« Nous ne permettrons pas coup sur coup », a déclaré Tinubu le 9 juillet, donnant le ton à Bissau après sa nomination à la présidence de la Communauté économique des États de l’Afrique de l’Ouest (CEDEAO).
Tinubu a vigoureusement défendu la démocratie et a clairement indiqué qu’il adopterait la ligne la plus ferme possible avec les putschistes militaires au pouvoir au Mali, au Burkina Faso et en Guinée.
« Nous n’avons pas investi dans nos armées, leurs uniformes, leur formation et leurs bottes pour qu’elles puissent se retourner contre le peuple », a déclaré Tinubu. « Nous avons investi en eux pour défendre la souveraineté de leur pays, et maintenant ils veulent mettre en place leur propre gouvernement. Nous devons réagir; nous ne pouvons pas rester comme des chiens sans crocs à la CEDEAO. Nous devons riposter.
S’exprimant à l’issue de la conférence du 9 juillet, Oumar Alieu Touray, président de la Commission de la CEDEAO, a déclaré que des « sanctions majeures » pourraient être appliquées aux pays en transition qui ne respecteraient pas leur calendrier électoral. Il les a exhortés à rester « fidèles au calendrier de transition de 24 mois de manière transparente et inclusive avec toutes les parties prenantes ».
Sans gouvernement
Tinubu, pour sa part, a déclaré vouloir envoyer un « signal d’avertissement » aux putschistes. Mais malgré ses propos offensants, la stratégie du nouveau président de la CEDEAO reste floue.
Plus de 40 jours après son investiture à la tête du Nigeria, Tinubu n’a toujours pas nommé ses ministres et n’a donc personne pour s’attaquer à ces brûlants dossiers régionaux.
En attendant, le président nigérian a commencé à cultiver certaines alliances, notamment avec Paris où il a séjourné avant son investiture. « La France reste un partenaire privilégié de la CEDEAO et Tinubu est ouvert à une telle collaboration », indique une source bien informée qui s’est exprimée sous couvert d’anonymat.
Nous devons réagir; nous ne pouvons pas rester comme des chiens sans crocs à la CEDEAO. Nous devons riposter.
Selon la source, Tinubu espère rapprocher la France et le Mali alors que les relations entre les deux pays se sont fortement détériorées, atteignant un point de rupture lorsque le Opération Barkhane parti en 2022.
Médiation nigériane
Depuis plusieurs semaines, Tinubu peaufine sa stratégie régionale.

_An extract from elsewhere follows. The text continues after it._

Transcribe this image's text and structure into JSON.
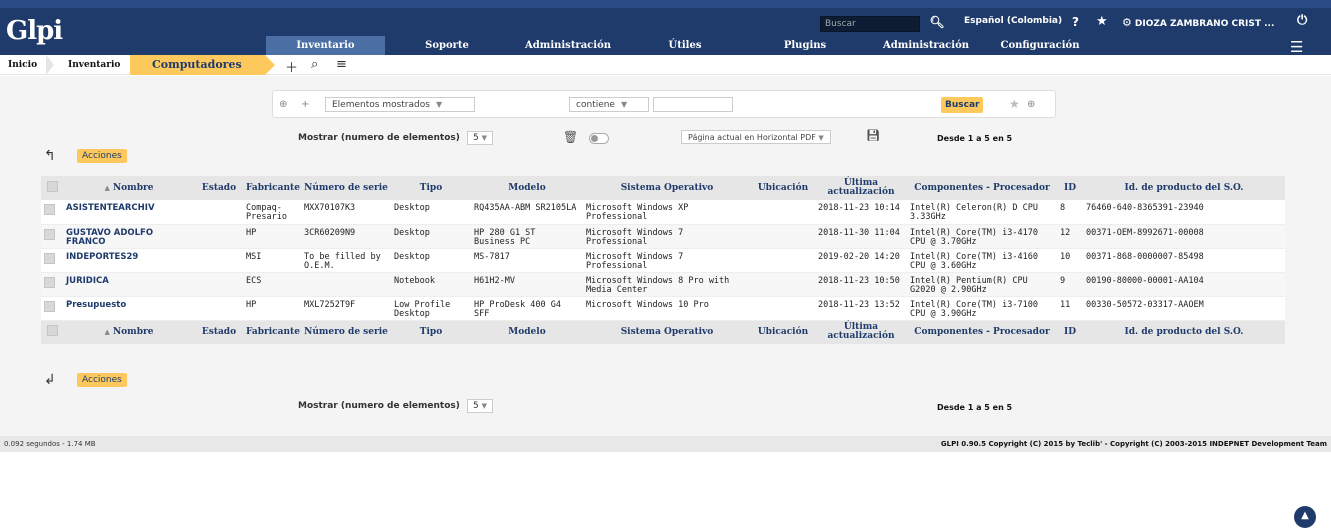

Le 13 juin, il a rencontré Goodluck Jonathan, médiateur de la CEDEAO et ancien président nigérian, à Abuja pour recevoir un rapport sur le référendum constitutionnel en préparation au Mali.
« Le Nigeria a toujours été un militant pro-démocratie dans la région », explique un observateur proche du gouvernement, citant en exemple le rôle joué par Olusegun Obasanjo, un autre ancien président du Nigeria.
Obasanjo a agi comme médiateur après le coup d’État de 2003 dans l’archipel de São Tomé et Príncipe, et a tenté d’apaiser les tensions entre Alassane Ouattara et Guillaume Soro en Côte d’Ivoire en 2017. En 2020, le prédécesseur de Tinubu, Muhammadu Buharis’est fermement opposé au coup d’Etat qui a conduit à la chute d’Ibrahim Boubacar Keita au Mali.
Décrivant le putsch comme « un revers majeur pour la diplomatie régionale avec de graves conséquences pour la paix et la sécurité », il a appelé les autorités maliennes à « agir de manière responsable » pour assurer le rétablissement de l’ordre constitutionnel.
« ADN anti-militaire »
Tinubu s’est soulevé contre la dictature militaire dans son pays au début des années 1990, a été arrêté et contraint à l’exil au Bénin, et est considéré comme un fervent défenseur de la démocratie par certains Nigérians. « C’est dans son ADN d’être anti-militaire », dit l’observateur cité plus haut.
Tinubu estime que la mission de l’armée n’est pas de « violer les principes républicains» mais pour assurer la sécurité de la population.
Déjà confronté à de nombreux défis sécuritaires, le Nigeria veut se protéger de la descente de groupes jihadistes vers le golfe de Guinée et n’entend pas laisser l’instabilité s’étendre à l’Afrique de l’Ouest. « En matière de sécurité, il va être intransigeant », conclut l’observateur.